Tachysurus brevianalis
- Conservation status: Least Concern (IUCN 3.1)

Scientific classification
- Kingdom: Animalia
- Phylum: Chordata
- Class: Actinopterygii
- Division: Teleostei
- Order: Siluriformes
- Family: Bagridae
- Genus: Tachysurus
- Species: T. brevianalis
- Binomial name: Tachysurus brevianalis (Regan, 1908)
- Synonyms: Pseudobagrus brevianalis

= Tachysurus brevianalis =

- Authority: (Regan, 1908)
- Conservation status: LC
- Synonyms: Pseudobagrus brevianalis

Species of fish

Tachysurus brevianalis is a species of bagrid catfish endemic to Taiwan. First collected from Sun Moon Lake (the type locality), it is found in central and northern Taiwan, west of the Central Mountain Range.

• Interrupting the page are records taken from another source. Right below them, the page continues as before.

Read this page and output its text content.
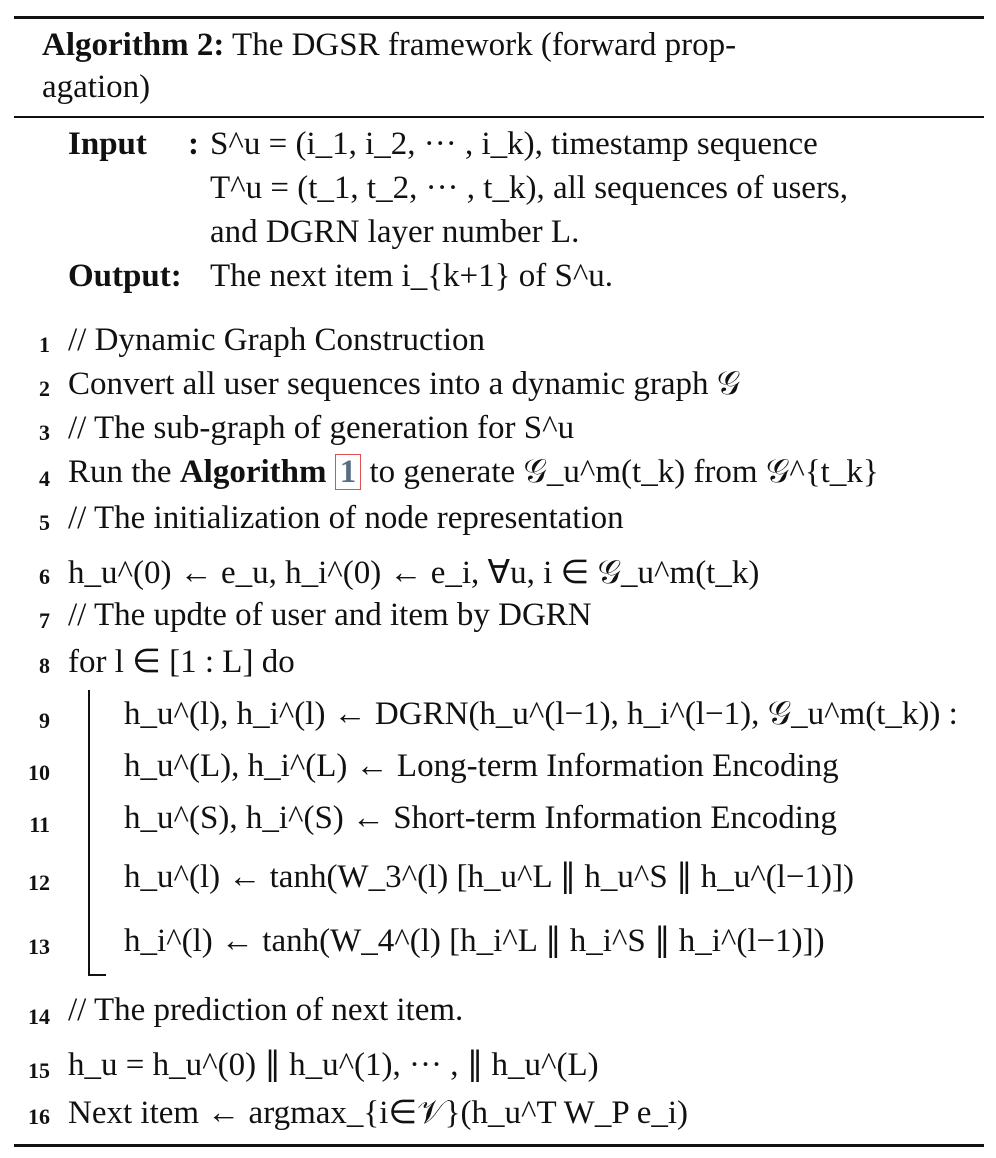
Algorithm 2: The DGSR framework (forward prop-
agation)
Input : S^u = (i_1, i_2, ··· , i_k), timestamp sequence
T^u = (t_1, t_2, ··· , t_k), all sequences of users,
and DGRN layer number L.
Output: The next item i_{k+1} of S^u.
1 // Dynamic Graph Construction
2 Convert all user sequences into a dynamic graph 𝒢
3 // The sub-graph of generation for S^u
4 Run the Algorithm 1 to generate 𝒢_u^m(t_k) from 𝒢^{t_k}
5 // The initialization of node representation
6 h_u^(0) ← e_u, h_i^(0) ← e_i, ∀u, i ∈ 𝒢_u^m(t_k)
7 // The updte of user and item by DGRN
8 for l ∈ [1 : L] do
9 h_u^(l), h_i^(l) ← DGRN(h_u^(l−1), h_i^(l−1), 𝒢_u^m(t_k)) :
10 h_u^(L), h_i^(L) ← Long-term Information Encoding
11 h_u^(S), h_i^(S) ← Short-term Information Encoding
12 h_u^(l) ← tanh(W_3^(l) [h_u^L ∥ h_u^S ∥ h_u^(l−1)])
13 h_i^(l) ← tanh(W_4^(l) [h_i^L ∥ h_i^S ∥ h_i^(l−1)])
14 // The prediction of next item.
15 h_u = h_u^(0) ∥ h_u^(1), ··· , ∥ h_u^(L)
16 Next item ← argmax_{i∈𝒱}(h_u^T W_P e_i)
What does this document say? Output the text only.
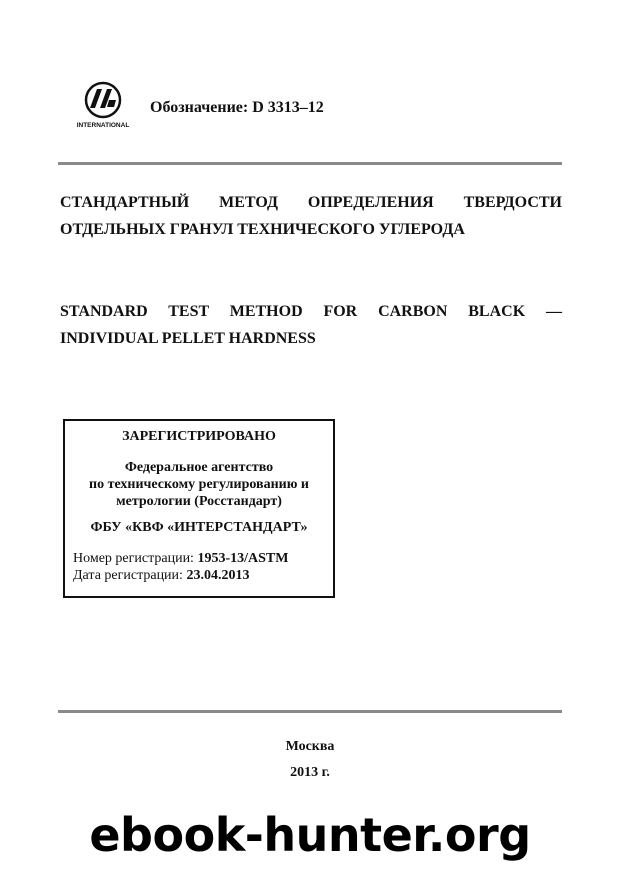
INTERNATIONAL
Обозначение: D 3313–12
СТАНДАРТНЫЙ МЕТОД ОПРЕДЕЛЕНИЯ ТВЕРДОСТИ
ОТДЕЛЬНЫХ ГРАНУЛ ТЕХНИЧЕСКОГО УГЛЕРОДА
STANDARD TEST METHOD FOR CARBON BLACK —
INDIVIDUAL PELLET HARDNESS
ЗАРЕГИСТРИРОВАНО
Федеральное агентство
по техническому регулированию и
метрологии (Росстандарт)
ФБУ «КВФ «ИНТЕРСТАНДАРТ»
Номер регистрации: 1953-13/ASTM
Дата регистрации: 23.04.2013
Москва
2013 г.
ebook-hunter.org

Based on the lack of morphological and genetic differences, it has been proposed that Tachysurus taiwanensis is a junior synonym of Tachysurus brevianalis, but this has not been followed by online databases.

Tachysurus brevianalis grows to 10 cm. It has been evaluated by IUCN and the 2012 Redlist of Fresh Water Fishes of Taiwan as a Least concern species.